Editing documents for feedback
There are three features that were covered: simple (highlight text and change the font color), add comments (part of the Reviewing toolbar), and track changes (also part of the Reviewing toobar). In any case, it would be good to create several sample documents and then try out the techniques on computers students would use on campus -- the open access labs and in the Library. You want to know early if your assignment strategy will work on campus. You will have less control and access for students working from home, but you can test out the procedures and write instructions based on this experience. Windows users - be sure to try this on a Macintosh! And Mac users need to try accessing course materials from a Windows computer. Again, you will be writing instructions to accomodiate both types of computer users.

Autotext
If you find yourself typing the same type of feedback you can create autotext that will appear in the document or in Comments. I suggest creating a master document with personalized AutoText entries formatted as you want them to appear to students. AutoText labels must be 5 characters or more. We practiced creating AutoText in the workshop here are some examples:

grcomma grverb praisestart >> better choice >> prstart praiseeffort >> better choice >> preffort

The definitions for labels can be a phrase, a paragraph or pages. (Think legal contract and the common clauses used.) I advocate being verbose in the definations ... you can easily delete added text and further customize the feedback.

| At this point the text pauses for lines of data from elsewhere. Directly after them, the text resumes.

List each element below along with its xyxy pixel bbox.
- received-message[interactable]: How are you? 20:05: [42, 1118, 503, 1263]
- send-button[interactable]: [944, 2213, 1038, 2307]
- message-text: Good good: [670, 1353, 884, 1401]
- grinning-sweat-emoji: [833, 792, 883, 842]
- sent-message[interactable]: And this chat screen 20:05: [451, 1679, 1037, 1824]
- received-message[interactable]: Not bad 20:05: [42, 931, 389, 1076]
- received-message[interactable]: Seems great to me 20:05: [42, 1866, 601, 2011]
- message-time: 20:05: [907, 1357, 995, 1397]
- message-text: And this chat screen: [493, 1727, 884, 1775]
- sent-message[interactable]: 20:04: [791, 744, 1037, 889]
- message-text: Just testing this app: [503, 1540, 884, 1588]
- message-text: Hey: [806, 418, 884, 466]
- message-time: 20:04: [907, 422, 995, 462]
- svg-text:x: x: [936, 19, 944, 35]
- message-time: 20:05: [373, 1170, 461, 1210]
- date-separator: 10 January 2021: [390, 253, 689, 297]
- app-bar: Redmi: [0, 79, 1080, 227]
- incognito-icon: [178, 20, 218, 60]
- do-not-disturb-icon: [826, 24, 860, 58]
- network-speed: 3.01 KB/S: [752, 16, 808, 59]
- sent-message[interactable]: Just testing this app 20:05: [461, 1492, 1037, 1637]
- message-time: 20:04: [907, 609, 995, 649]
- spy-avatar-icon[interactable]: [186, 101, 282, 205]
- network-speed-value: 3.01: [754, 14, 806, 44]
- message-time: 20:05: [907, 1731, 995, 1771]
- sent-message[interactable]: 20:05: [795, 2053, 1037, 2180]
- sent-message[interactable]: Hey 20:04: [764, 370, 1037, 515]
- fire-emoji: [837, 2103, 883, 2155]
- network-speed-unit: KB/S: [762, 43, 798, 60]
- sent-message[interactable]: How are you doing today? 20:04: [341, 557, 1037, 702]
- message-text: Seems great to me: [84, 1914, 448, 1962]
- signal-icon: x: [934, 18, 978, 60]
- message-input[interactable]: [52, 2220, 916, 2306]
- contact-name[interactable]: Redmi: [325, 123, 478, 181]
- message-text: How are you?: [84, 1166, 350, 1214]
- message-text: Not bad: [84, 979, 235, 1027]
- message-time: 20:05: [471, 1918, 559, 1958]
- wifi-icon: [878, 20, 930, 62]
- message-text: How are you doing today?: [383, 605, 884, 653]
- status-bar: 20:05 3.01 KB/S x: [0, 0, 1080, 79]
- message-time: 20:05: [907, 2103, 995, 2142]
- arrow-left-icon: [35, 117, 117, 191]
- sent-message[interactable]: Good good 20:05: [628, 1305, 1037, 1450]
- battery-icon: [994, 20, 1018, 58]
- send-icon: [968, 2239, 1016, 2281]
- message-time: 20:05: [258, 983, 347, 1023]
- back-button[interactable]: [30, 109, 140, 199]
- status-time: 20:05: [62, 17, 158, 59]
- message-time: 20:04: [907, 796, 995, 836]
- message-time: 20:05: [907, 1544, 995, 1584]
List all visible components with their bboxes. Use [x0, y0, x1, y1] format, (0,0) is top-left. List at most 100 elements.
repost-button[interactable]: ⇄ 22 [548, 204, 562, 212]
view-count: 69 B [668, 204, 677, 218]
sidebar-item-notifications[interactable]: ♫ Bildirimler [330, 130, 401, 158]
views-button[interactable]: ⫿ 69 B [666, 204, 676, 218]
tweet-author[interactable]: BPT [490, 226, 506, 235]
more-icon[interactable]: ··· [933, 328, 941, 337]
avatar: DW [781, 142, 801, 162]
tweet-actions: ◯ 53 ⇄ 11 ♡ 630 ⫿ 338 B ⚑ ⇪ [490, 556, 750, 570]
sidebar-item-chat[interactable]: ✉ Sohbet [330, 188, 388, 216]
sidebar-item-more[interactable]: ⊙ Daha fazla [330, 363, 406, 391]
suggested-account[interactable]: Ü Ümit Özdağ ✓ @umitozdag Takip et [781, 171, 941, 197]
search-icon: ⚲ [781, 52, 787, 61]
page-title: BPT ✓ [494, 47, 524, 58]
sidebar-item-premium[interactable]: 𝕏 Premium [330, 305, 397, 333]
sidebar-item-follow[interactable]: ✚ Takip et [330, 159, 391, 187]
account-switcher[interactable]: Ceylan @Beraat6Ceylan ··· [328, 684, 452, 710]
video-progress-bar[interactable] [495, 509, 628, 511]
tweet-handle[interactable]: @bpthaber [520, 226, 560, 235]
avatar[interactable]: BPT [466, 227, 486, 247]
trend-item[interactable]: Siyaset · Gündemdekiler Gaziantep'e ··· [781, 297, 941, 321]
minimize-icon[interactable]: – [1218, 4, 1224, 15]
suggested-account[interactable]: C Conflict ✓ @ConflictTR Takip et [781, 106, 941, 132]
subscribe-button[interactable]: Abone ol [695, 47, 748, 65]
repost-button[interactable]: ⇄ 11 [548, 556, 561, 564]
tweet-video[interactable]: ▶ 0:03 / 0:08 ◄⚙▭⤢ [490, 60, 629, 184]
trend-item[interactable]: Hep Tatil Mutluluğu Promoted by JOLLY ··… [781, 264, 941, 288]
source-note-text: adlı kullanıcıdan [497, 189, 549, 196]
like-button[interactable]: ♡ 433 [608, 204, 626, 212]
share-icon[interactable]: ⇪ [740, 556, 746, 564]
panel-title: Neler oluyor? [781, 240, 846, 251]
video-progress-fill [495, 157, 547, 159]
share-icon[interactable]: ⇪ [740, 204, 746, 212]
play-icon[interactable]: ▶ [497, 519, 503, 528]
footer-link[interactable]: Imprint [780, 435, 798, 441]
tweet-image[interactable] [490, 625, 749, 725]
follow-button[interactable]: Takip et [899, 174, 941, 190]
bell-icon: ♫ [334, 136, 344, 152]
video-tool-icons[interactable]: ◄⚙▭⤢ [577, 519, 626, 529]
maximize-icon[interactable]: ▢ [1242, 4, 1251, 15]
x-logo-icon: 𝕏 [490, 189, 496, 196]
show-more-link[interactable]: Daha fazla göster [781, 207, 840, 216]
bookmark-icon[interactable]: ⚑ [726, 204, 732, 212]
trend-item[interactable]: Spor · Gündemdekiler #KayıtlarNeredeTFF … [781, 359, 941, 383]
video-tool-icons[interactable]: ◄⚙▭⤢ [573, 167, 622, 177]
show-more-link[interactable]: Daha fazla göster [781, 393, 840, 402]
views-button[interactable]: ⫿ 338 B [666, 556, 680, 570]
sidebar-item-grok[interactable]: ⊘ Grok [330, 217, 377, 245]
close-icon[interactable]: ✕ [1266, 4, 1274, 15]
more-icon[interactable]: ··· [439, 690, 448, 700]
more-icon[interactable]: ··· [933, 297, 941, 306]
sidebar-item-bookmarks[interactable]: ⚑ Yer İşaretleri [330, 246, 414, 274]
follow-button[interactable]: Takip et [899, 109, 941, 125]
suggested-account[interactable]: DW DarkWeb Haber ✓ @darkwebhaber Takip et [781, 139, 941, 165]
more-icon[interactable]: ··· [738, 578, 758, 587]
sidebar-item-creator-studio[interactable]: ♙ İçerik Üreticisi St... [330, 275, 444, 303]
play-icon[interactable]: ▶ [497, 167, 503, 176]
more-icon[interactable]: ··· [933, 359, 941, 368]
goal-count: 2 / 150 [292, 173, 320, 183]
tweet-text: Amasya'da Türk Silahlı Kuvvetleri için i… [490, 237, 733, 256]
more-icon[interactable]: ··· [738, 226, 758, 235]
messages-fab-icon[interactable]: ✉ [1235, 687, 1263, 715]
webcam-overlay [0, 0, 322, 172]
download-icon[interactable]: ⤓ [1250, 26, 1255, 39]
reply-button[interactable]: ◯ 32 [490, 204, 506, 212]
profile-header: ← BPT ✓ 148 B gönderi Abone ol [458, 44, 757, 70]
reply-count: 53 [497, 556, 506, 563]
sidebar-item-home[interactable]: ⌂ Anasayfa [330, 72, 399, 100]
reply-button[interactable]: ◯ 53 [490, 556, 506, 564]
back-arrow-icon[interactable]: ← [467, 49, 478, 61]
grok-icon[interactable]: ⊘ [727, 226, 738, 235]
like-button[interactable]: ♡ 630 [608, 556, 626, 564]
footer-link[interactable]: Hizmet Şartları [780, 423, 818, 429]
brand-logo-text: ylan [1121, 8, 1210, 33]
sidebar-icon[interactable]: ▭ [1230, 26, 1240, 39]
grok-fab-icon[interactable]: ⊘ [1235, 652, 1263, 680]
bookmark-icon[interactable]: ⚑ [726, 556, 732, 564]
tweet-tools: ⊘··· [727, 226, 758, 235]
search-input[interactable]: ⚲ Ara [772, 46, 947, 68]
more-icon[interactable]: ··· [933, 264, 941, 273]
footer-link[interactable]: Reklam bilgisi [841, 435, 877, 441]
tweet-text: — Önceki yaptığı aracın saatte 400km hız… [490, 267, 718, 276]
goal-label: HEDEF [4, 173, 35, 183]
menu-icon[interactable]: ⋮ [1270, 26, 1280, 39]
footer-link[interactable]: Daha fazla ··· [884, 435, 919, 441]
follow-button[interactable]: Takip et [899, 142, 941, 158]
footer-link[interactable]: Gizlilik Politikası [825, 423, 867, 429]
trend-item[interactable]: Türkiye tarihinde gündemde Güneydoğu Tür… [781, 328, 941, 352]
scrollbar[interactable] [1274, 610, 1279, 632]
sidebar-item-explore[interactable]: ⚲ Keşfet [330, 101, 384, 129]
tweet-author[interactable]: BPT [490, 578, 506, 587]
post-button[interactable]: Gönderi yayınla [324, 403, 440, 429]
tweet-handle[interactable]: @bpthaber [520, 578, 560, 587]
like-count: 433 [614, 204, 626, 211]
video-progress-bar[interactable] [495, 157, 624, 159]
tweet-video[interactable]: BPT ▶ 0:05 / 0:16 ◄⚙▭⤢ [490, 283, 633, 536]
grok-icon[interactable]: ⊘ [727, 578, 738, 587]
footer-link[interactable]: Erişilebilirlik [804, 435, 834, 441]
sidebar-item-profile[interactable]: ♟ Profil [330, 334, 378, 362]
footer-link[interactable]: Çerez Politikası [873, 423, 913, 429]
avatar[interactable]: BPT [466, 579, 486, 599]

Ann Lewis offered this quick overview of how she processes student papers:

  1. Download the files to her hard drive (Assignment folder inside Class folder inside My Documents)
  2. Open one document and read it all the way through
  3. Read the introduction section and add comments
  4. Read each paragraph and review/comment
  5. Correct grammer on first page only because revisions are encouraged
  6. Save the document with a revised file name
  7. Cycle through other student papers
  8. Log into Blackboard class > Control Panel
  9. ...

Ann uses the Digital Drop Box to download student work and upload any corrected files. The Assignment feature will simplify this task in the future.

Return corrected papers
With corrected documents on your hard drive, log into Blackboard, go to your class and the Control Panel > Gradebook. Find the column and link for the Assignment you have graded. Scroll down the list for the name of the student you will post a grade/comment/return paper. Click the ! indicator, click the View button and type comments, type the grade and Browse to attach a the document with your feedback.

Think of how students will view your feedback. I advocate that adding detailed comments in the document and copying them to the Comment field while submitting the grade will remind students of the goals they are seeking.